"I should like to finish viz 'Die beiden Grenadiere,'" he said in his broken English. "I think it is one of your favourites, ma'am?"

"Je l'adore."

Song after song was received with enthusiasm. Herr Mainz played a brilliant "Mazourka de Salon," while the baritone rested and whispered with the Princess, and when the silvery chimes of an Italian eight-day clock announced midnight, the great doors were thrown open and Pergolesi hurled his splendid voice upon the crowd in the outer room.

A phrase or two, and the babble of three hundred voices had become silence; and when the song was done the crowd melted away, still in comparative stillness, while Vera stood on the landing to see them pass, as if she were holding a review. No one wanted to begin talking after that stupendous song. People had stayed later than they intended, till it was too late to go on to other, and perhaps better, houses. The Princess had gone out by a second staircase, which had been kept clear for her, with Pergolesi and Okehampton to escort her downstairs, and Claude Rutherford to put her into her carriage. She went off in a charming mood, but could not refrain from a stab at the last.
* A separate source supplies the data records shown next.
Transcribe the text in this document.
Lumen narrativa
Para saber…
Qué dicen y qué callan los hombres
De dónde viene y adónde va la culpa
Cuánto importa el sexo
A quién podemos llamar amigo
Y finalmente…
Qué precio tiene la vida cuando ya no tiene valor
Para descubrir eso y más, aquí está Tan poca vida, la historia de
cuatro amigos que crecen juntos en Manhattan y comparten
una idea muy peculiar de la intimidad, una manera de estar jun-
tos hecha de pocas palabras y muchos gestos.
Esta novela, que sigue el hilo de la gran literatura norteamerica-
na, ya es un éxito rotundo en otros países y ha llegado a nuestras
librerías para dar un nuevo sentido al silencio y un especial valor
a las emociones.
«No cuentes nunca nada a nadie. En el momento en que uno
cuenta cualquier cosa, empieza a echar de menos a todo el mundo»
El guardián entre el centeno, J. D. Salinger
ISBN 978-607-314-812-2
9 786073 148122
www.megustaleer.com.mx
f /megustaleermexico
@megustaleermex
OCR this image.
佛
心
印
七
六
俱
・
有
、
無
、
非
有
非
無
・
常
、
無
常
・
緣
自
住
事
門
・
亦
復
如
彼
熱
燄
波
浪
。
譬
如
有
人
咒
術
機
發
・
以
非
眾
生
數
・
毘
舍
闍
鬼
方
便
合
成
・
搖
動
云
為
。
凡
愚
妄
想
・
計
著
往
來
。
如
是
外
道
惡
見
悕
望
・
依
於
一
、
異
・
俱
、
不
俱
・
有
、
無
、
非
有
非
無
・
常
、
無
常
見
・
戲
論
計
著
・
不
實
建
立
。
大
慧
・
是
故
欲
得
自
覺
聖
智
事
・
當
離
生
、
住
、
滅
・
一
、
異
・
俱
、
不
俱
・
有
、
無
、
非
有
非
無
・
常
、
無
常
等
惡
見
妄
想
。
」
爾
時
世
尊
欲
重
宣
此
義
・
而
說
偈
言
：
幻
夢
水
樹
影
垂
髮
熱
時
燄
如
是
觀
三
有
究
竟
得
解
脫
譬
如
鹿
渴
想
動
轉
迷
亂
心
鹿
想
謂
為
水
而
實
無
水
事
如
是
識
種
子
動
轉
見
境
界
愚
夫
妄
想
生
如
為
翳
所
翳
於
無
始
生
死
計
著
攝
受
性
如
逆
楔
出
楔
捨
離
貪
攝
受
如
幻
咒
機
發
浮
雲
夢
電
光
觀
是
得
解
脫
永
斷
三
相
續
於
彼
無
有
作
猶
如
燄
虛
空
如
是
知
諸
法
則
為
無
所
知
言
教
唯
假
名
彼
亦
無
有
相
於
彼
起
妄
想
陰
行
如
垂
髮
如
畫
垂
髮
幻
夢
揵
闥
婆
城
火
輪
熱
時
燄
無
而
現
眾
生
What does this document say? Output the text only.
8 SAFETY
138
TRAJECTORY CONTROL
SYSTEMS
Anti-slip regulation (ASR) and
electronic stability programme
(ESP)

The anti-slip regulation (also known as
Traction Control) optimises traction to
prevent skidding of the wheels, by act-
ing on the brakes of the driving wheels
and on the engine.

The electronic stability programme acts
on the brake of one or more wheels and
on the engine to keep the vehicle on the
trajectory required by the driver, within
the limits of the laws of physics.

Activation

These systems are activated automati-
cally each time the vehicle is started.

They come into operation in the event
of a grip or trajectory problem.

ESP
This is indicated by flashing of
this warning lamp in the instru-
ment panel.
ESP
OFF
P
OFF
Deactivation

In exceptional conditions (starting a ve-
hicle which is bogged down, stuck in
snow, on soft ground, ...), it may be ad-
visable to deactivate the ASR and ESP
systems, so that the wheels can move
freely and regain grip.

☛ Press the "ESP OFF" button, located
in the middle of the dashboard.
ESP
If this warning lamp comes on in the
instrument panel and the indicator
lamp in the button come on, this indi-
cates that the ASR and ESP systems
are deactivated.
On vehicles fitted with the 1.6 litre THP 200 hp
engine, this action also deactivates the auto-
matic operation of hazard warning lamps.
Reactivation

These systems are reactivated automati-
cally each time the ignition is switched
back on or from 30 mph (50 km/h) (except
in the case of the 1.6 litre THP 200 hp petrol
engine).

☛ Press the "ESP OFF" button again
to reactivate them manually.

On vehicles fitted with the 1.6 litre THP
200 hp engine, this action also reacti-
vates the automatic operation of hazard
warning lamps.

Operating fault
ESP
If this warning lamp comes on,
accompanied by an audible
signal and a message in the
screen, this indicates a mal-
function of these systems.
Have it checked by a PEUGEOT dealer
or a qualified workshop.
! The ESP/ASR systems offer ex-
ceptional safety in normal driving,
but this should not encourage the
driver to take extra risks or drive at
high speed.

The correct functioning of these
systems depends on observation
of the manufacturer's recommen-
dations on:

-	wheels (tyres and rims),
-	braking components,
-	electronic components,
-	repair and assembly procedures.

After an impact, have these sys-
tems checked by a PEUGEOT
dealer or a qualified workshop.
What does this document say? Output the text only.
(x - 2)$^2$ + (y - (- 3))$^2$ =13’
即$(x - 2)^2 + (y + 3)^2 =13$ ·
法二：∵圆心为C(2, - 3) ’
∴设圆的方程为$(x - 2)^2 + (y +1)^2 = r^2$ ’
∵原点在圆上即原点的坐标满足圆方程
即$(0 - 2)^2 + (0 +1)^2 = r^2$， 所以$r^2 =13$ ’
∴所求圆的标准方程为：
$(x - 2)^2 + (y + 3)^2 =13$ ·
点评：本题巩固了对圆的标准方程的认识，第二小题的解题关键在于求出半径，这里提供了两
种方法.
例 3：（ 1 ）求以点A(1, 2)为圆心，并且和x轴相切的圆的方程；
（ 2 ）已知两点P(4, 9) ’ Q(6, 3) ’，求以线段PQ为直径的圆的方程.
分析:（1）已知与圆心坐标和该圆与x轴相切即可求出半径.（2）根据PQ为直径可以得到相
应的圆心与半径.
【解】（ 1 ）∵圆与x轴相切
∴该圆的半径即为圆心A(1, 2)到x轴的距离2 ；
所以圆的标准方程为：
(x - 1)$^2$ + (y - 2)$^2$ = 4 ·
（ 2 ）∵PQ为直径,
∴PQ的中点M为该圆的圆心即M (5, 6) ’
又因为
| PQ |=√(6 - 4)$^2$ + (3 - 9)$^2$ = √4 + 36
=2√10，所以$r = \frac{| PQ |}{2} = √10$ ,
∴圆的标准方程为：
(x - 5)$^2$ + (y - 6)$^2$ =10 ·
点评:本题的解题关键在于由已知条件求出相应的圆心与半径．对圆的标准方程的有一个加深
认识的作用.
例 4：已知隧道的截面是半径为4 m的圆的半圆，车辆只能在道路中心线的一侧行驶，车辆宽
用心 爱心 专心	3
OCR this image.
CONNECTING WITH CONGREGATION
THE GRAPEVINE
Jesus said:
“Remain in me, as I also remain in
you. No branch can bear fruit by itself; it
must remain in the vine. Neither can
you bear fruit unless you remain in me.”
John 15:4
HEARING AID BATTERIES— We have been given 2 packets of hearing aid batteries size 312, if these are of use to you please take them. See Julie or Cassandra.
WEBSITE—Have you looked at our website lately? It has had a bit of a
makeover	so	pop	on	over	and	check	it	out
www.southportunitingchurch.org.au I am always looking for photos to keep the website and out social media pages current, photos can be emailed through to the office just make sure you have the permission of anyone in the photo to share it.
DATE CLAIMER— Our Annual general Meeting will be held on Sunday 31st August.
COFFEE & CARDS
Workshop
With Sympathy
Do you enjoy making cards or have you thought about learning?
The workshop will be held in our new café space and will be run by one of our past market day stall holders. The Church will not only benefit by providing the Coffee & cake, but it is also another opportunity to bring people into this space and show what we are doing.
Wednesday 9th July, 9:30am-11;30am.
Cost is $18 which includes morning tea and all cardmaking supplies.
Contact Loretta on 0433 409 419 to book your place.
"Your wife's party has been perfect," she said, "but the company just a little mixed. I suspect you of having introduced the Bohemian element, in the shape of that handsome lady whom everybody has been talking about."

There were lingerers after that, and the party was not over till one o'clock. The last guest strolled into the pale grey night as Big Ben tolled the first hour of day. Claude followed his wife up the broad staircase, where the heated atmosphere was heavy with the scent of arum lilies, and the daturas that hung their white bells in all the corners. She was moving slowly, tired and languid after the long evening, and she never looked back. He followed her to the door of her room; but she stopped upon the threshold, turned and faced him, ashy pale in her white gown, like a ghost.

"Good-bye," she said, with a face of stone.

"Vera, for God's sake! What's the matter?"

"Good-bye," she repeated, and, as he moved towards her, she drew back suddenly, so quickly that he was unprepared for the movement, and shut the door in his face.

He heard the key turning in the lock, shrugged his shoulders, and walked slowly along the gallery to his own room, not the room that had been Mario Provana's dressing-room.